Нынешний вторник до девяти часов вечера ничем не отличался от предыдущих. На лестнице, по обыкновению, горела лампа, а на кухне, по обыкновению, наряду с запахом варенья и пригоревшего масла, раздавалось шипенье поджариваемых блюд, шум самовара и преобладающая над всем этим перебранка кухарки с мальчиком, кухарки с горничной, мальчика с горничной и, наконец, всех вместе между собой.
Гостиная была полна мужчин, из которых одни расположились на диване у стены, другие на угловом диване, кто на шезлонге, кто в креслах и на стульях; все вполголоса разговаривали между собой. Светло было как днем, что иные приписывали двум лампам и восьми стеариновым свечам, пан Клеменс — своей внучке, разливающей гостям чай, а пан судья — присутствию пана Дамазия.

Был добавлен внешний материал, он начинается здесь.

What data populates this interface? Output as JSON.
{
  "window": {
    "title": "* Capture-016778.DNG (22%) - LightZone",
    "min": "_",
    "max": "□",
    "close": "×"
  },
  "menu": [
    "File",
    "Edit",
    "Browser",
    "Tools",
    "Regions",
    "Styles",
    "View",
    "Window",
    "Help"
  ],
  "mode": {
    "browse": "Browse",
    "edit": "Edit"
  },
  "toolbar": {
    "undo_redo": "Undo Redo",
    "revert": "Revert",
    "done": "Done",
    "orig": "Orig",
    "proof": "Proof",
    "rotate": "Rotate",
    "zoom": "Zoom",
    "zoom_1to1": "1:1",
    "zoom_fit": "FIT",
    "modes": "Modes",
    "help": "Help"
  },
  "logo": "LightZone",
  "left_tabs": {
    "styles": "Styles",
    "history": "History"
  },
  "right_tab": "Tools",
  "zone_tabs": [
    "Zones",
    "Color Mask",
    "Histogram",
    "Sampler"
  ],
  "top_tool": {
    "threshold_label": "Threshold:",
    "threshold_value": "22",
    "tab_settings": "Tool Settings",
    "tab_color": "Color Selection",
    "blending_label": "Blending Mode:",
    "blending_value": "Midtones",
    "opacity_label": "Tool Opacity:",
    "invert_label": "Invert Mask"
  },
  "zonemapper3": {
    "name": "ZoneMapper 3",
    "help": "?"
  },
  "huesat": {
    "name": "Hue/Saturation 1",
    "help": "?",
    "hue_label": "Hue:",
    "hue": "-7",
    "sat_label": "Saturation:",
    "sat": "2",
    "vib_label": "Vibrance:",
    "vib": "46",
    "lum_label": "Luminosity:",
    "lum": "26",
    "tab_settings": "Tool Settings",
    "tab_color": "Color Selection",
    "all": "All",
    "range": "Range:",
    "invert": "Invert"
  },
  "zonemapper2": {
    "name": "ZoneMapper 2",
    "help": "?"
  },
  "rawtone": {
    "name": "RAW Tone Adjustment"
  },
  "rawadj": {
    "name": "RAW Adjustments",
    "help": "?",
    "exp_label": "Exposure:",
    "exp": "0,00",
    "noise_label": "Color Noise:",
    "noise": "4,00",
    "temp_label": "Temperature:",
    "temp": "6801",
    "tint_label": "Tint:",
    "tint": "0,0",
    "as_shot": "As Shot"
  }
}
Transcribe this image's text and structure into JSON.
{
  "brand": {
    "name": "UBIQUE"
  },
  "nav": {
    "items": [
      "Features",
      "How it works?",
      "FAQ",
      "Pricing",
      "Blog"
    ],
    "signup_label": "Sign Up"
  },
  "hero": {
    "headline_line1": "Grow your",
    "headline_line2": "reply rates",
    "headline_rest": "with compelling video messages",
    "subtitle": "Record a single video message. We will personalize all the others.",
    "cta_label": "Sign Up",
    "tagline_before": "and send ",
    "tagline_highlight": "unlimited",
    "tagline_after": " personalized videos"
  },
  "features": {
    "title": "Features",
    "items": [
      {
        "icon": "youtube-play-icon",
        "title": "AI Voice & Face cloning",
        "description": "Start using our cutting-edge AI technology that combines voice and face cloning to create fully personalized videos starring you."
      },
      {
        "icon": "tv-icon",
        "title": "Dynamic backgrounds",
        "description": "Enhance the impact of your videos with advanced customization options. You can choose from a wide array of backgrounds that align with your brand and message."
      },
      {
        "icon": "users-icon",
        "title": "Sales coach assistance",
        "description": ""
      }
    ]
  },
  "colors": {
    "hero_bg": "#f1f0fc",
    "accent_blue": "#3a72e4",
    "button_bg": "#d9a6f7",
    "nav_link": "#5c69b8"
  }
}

Хозяин обходил все группы, у одних спрашивая о здоровье, с другими заговаривая о политике или о видах на погоду. Он успевал бросать взгляды на свою коллекцию трубок, мимоходом целовать красневшую, как вишня, внучку и между делом поглядывал на свое спортивное оборудование в другой комнате, с видом человека, которого лишь серьезность момента удерживает от соблазна кувыркнуться разочка два вперед и разочка два назад.
Присутствующие между тем жужжали, как пчелы в улье, аккомпанируя себе звоном чашек и окружая себя клубами дыма.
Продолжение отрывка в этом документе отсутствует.